Monitor würde ich zwischen 22" und 24" nehmen ausser du sitz irgendwie 3 Meter vom Monitor entfernt. Dann lohnt sich schon fast ein normalen Fernseher


----------



## Pagz (4. Januar 2011)

*AW: Optimale Größe zum zocken*

Also zum zocken sind 27" mit Sicherheit kein Problem. Also wenn man da in SPielen die Pixel sieht, dann liegt es am Spiel.

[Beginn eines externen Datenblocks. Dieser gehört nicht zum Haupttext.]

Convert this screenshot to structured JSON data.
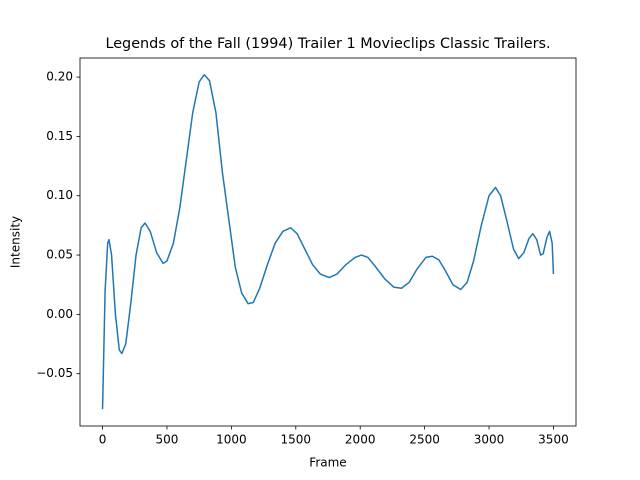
{
  "chart_data": {
    "type": "line",
    "title": "Legends of the Fall (1994) Trailer 1  Movieclips Classic Trailers.",
    "x_label": "Frame",
    "y_label": "Intensity",
    "color": "#1f77b4",
    "x": [
      0,
      10,
      20,
      40,
      50,
      70,
      100,
      130,
      150,
      180,
      220,
      260,
      300,
      330,
      370,
      420,
      470,
      500,
      550,
      600,
      650,
      700,
      750,
      790,
      830,
      880,
      930,
      980,
      1030,
      1080,
      1130,
      1170,
      1220,
      1280,
      1340,
      1400,
      1460,
      1510,
      1570,
      1630,
      1690,
      1760,
      1820,
      1890,
      1960,
      2010,
      2060,
      2120,
      2190,
      2260,
      2320,
      2380,
      2440,
      2510,
      2560,
      2610,
      2660,
      2720,
      2780,
      2830,
      2880,
      2940,
      3000,
      3050,
      3090,
      3140,
      3190,
      3230,
      3270,
      3310,
      3340,
      3370,
      3400,
      3420,
      3450,
      3470,
      3490,
      3500
    ],
    "values": [
      -0.08,
      -0.03,
      0.02,
      0.06,
      0.063,
      0.05,
      0.0,
      -0.03,
      -0.033,
      -0.025,
      0.01,
      0.05,
      0.073,
      0.077,
      0.07,
      0.052,
      0.043,
      0.045,
      0.06,
      0.09,
      0.13,
      0.17,
      0.196,
      0.202,
      0.197,
      0.17,
      0.12,
      0.08,
      0.04,
      0.018,
      0.009,
      0.01,
      0.022,
      0.042,
      0.06,
      0.07,
      0.073,
      0.068,
      0.055,
      0.042,
      0.034,
      0.031,
      0.034,
      0.042,
      0.048,
      0.05,
      0.048,
      0.04,
      0.03,
      0.023,
      0.022,
      0.027,
      0.038,
      0.048,
      0.049,
      0.046,
      0.037,
      0.025,
      0.021,
      0.027,
      0.045,
      0.075,
      0.1,
      0.107,
      0.1,
      0.078,
      0.055,
      0.047,
      0.052,
      0.064,
      0.068,
      0.063,
      0.05,
      0.051,
      0.065,
      0.07,
      0.06,
      0.034
    ],
    "xlim": [
      -175,
      3675
    ],
    "xticks": [
      0,
      500,
      1000,
      1500,
      2000,
      2500,
      3000,
      3500
    ],
    "ylim": [
      -0.0941,
      0.2161
    ],
    "yticks": [
      {
        "value": -0.05,
        "label": "−0.05"
      },
      {
        "value": 0,
        "label": "0.00"
      },
      {
        "value": 0.05,
        "label": "0.05"
      },
      {
        "value": 0.1,
        "label": "0.10"
      },
      {
        "value": 0.15,
        "label": "0.15"
      },
      {
        "value": 0.2,
        "label": "0.20"
      }
    ]
  }
}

Bei Office und I-Net sieht das dann natürlich wieder anders aus...


----------



## AntiFanboy (4. Januar 2011)

*AW: Optimale Größe zum zocken*

ich würd ber bei nem 27er ne auflösung von 2560x1440 pixel


----------



## Pagz (4. Januar 2011)

*AW: Optimale Größe zum zocken*

Würde ich auch, größere Auflösungen als Full HD fangen aber eigentlich erst ab 1000€+ an.
P.S: Sätze zu Ende schreiben ist wohl nicht deine Stärke


----------



## AntiFanboy (4. Januar 2011)

*AW: Optimale Größe zum zocken*



> P.S: Sätze zu Ende schreiben ist wohl nicht deine Stärke


wieso?

naja, das stimmt leider, aber bei der größe au der entfernung würds sich ebzalht machen


----------



## Pagz (4. Januar 2011)

*AW: Optimale Größe zum zocken*



AntiFanboy schrieb:


> wieso?
> 
> naja, das stimmt leider, aber bei der größe au der entfernung würds sich ebzalht machen



Wenn mans bezahlen kann dann schon

Fehlt bei dem Satz oben nicht noch ein "nehmen"?


----------



## AntiFanboy (4. Januar 2011)

*AW: Optimale Größe zum zocken*

aso, ja das hab ich evrgessen^^^

das mit der marie ist halt auch ein ding

aber er soll sich mal nen 27er mit 1080p auflösung bestellen, wenne r passt behalten, wenn nicht ----> dann zurückgeben


----------



## Clastron (4. Januar 2011)

*AW: Optimale Größe zum zocken*

also ich zocke mit 27 Zoll Herrlich


----------



## AntiFanboy (4. Januar 2011)

*AW: Optimale Größe zum zocken*

jeder wie er will

mir wär das schon zu groß

aber fifa11 auf einem 130cm fernsher ists chonw as besonderes (genauswo wie mit dirt2, split second, herrlich)


----------



## C Punkt (5. Januar 2011)

*AW: Optimale Größe zum zocken*

ja renn und sportspiele werde ich auch auf dem lcd tv spielen nur shooter, office und inet möchte ich doch gern am schreibtisch behandeln..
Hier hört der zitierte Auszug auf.